Roger Federer is down to seventh in the world, but Flushing Meadows has proved to be the ideal venue for a last hurrah.
US Open a perfect stage for Roger Federer comeback
The gushing eulogies have been written and shelved, awaiting the day the great man decides to call it quits. After the recent deterioration in form that has seen him drop to seventh in the ATP world rankings, it seems apparent that Roger Federer's career is nearing its final chapter.
Now he enters what could well be his last US Open as the seventh-seeded player, the first time he has been seeded outside the top four at a major in more than a decade. Potentially, he will need to beat all three of his great rivals – Novak Djokovic, Rafael Nadal and Andy Murray – if he is to add to his record of 17 grand slam titles.
On current form, there is little chance of that transpiring.
But this is Federer, the greatest tennis player of all time. If he is to have one last slam hurrah, his Rumble in the Jungle, then he is at the right place.
Recent history, particularly the performance of a quartet of American tennis legends, has shown that Flushing Meadows can be an inspiring arena for players in the final throes of their careers. Even if it doesn't lead to silverware.
John McEnroe, a native New Yorker, was well past his best when he managed to reach the semi-finals in 1990. There, he came up against Pete Sampras, all of 19. The young pretender won, and went on to claim his first major at Flushing Meadows. McEnroe would reach the last four of a Slam only once more, a loss to Andre Agassi at Wimbledon two years later.
The 1990s belonged to Sampras and Agassi. Both graced New York into the final days of their respective careers, and their epic meeting in the 2001 quarter-final is one of the greatest matches in US Open history.
Sampras overcame Agassi 6-7, 7-6, 7-6, 7-6, but lost the final to Marat Safin. It would have been a fine way to end the career of many lesser players, but not Sampras.
He returned to Arthur Ashe Stadium a year later to claim a four-set victory and another title against, who else, Agassi. It was his 14th and final grand slam win, equalling Jimmy Connors's (and later, Federer's) record of five US Open wins. It was also his last appearance on the ATP tour.
Agassi still had a few years left in him. His first great career comeback in 1998 culminated in his last triumph at the US Open a year later; but his swan song in 2006 is remembered with as much, if not more, affection.
Barely able to walk due to severe back problems, Agassi, then 36, still managed to beat Andrei Pavel in four sets, and remarkably, the eighth-seeded Marcos Baghdatis in five sets, during which his younger opponent physically fell apart.

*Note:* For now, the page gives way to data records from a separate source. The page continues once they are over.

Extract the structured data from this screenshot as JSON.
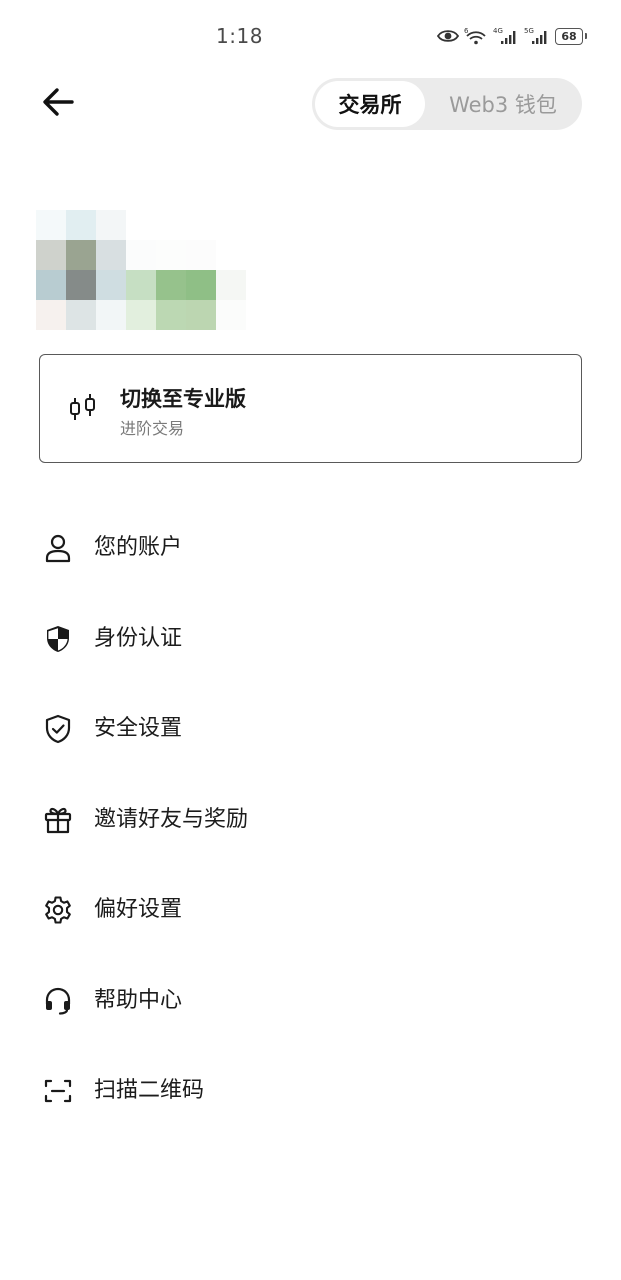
{
  "status_bar": {
    "time": "1:18",
    "battery": "68",
    "icons": [
      "eye-icon",
      "wifi-icon",
      "signal-4g-icon",
      "signal-5g-icon",
      "battery-icon"
    ]
  },
  "header": {
    "back_icon": "arrow-left-icon",
    "tabs": [
      {
        "label": "交易所",
        "active": true
      },
      {
        "label": "Web3 钱包",
        "active": false
      }
    ]
  },
  "pro_card": {
    "title": "切换至专业版",
    "subtitle": "进阶交易",
    "icon": "candlestick-icon"
  },
  "menu": {
    "items": [
      {
        "label": "您的账户",
        "icon": "user-icon"
      },
      {
        "label": "身份认证",
        "icon": "shield-half-icon"
      },
      {
        "label": "安全设置",
        "icon": "shield-check-icon"
      },
      {
        "label": "邀请好友与奖励",
        "icon": "gift-icon"
      },
      {
        "label": "偏好设置",
        "icon": "gear-icon"
      },
      {
        "label": "帮助中心",
        "icon": "headset-icon"
      },
      {
        "label": "扫描二维码",
        "icon": "scan-icon"
      }
    ]
  },
  "colors": {
    "text_primary": "#1a1a1a",
    "text_secondary": "#7a7a7a",
    "tab_inactive": "#9a9a9a",
    "segment_bg": "#ebebeb",
    "card_border": "#595959"
  }
}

Agassi had left too much on the court that day, however, and he lost in the third round to Benjamin Becker. At the end, an appreciative New York crowd gave him a long and loud standing ovation as he delivered an emotional retirement speech. Which brings us to perhaps the king of all Flushing Meadows feel-good stories. One which, like Agassi's, would have no big prize at the end of it, not even an appearance in the final.

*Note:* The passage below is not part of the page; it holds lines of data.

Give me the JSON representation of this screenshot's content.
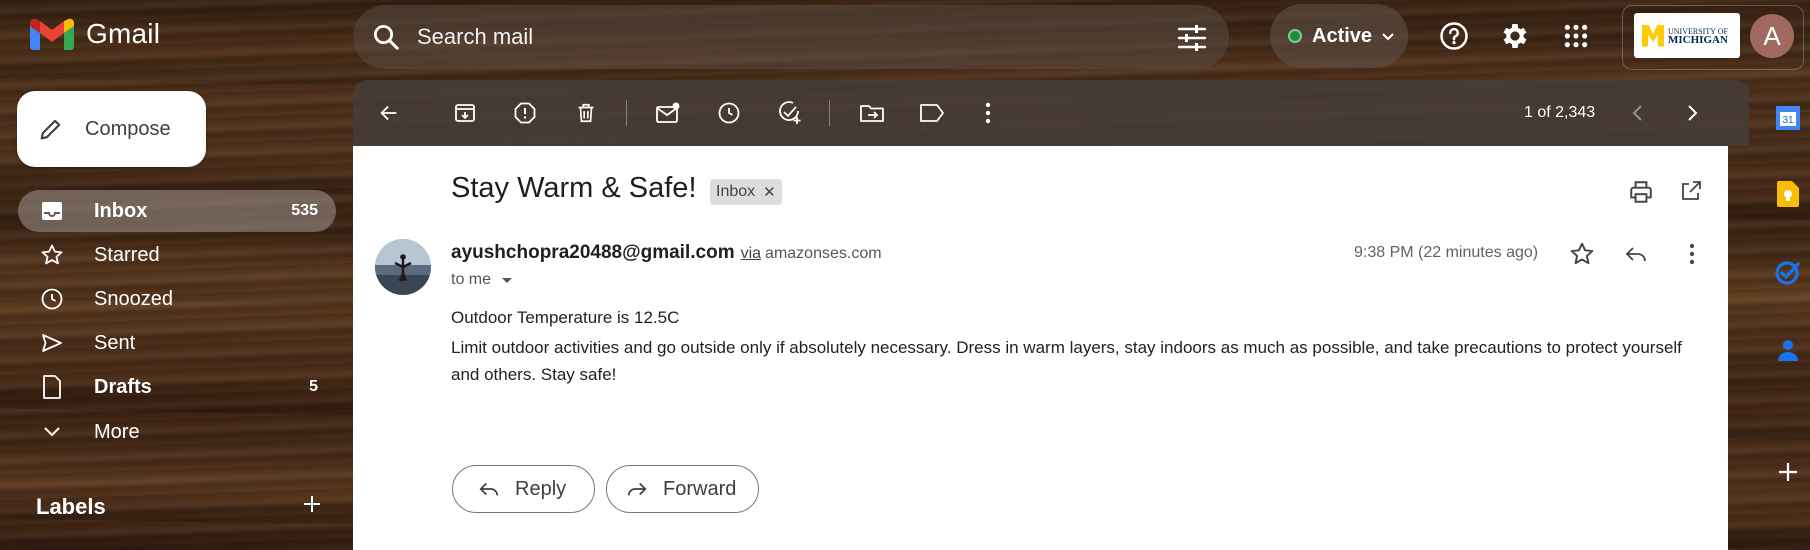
{
  "app": {
    "name": "Gmail"
  },
  "search": {
    "placeholder": "Search mail"
  },
  "status": {
    "label": "Active",
    "color": "#1e8e3e"
  },
  "account": {
    "initial": "A",
    "org_line1": "UNIVERSITY OF",
    "org_line2": "MICHIGAN"
  },
  "compose": {
    "label": "Compose"
  },
  "nav": {
    "items": [
      {
        "label": "Inbox",
        "count": "535",
        "icon": "inbox-icon",
        "selected": true
      },
      {
        "label": "Starred",
        "count": "",
        "icon": "star-icon"
      },
      {
        "label": "Snoozed",
        "count": "",
        "icon": "clock-icon"
      },
      {
        "label": "Sent",
        "count": "",
        "icon": "send-icon"
      },
      {
        "label": "Drafts",
        "count": "5",
        "icon": "draft-icon"
      },
      {
        "label": "More",
        "count": "",
        "icon": "chevron-down-icon"
      }
    ],
    "labels_title": "Labels"
  },
  "toolbar": {
    "counter": "1 of 2,343"
  },
  "email": {
    "subject": "Stay Warm & Safe!",
    "chip": "Inbox",
    "sender": "ayushchopra20488@gmail.com",
    "via": "via",
    "via_domain": "amazonses.com",
    "to": "to me",
    "time": "9:38 PM (22 minutes ago)",
    "line1": "Outdoor Temperature is 12.5C",
    "body": "Limit outdoor activities and go outside only if absolutely necessary. Dress in warm layers, stay indoors as much as possible, and take precautions to protect yourself and others. Stay safe!",
    "reply_label": "Reply",
    "forward_label": "Forward"
  },
  "side_panel": {
    "calendar_day": "31"
  }
}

For two weeks in 1991, Connors, at 39, captivated the world with a glorious route to the US Open final. Often, he literally ran himself to standstill. Every ball was chased with the enthusiasm of a teenager; every inch of the famous court was covered; every ounce of sweat seemingly given.
As a wild card, Connors dispatched Patrick McEnroe, Michiel Schapers and Karel Novacek in the first three rounds.
When the umpire made a call that went against Connors in an astonishing fourth-round win over Aaron Krickstein at Louis Armstrong Stadium, the old man of the court could restrain himself no longer.
"Get out of the chair ... You're a bum. I'm out here playing my butt off at 39 years old and you're doing that?"
It was pure theatre and the New York reaction bordered on hysterical.
In the semi-final, he lost to compatriot Jim Courier, and his appearance a year later was his last in New York. But there was no doubting who the people's champion was in the summer of 1991.
At 32, Federer is seven years younger than was Connors that day, and five years shy of Agassi's age in 2006.
A triumphant farewell remains within his capabilities. And if he doesn't win a sixth US Open title, or even reach the final, that's fine, too. We should enjoy his genius while it's still on show.
The New York crowd are sure to give him a rousing reception, and an equally loud farewell if one is required, as good as anything the American boys ever got.
After all, Flushing Meadows is were the greats walk, or limp, off into the sunset.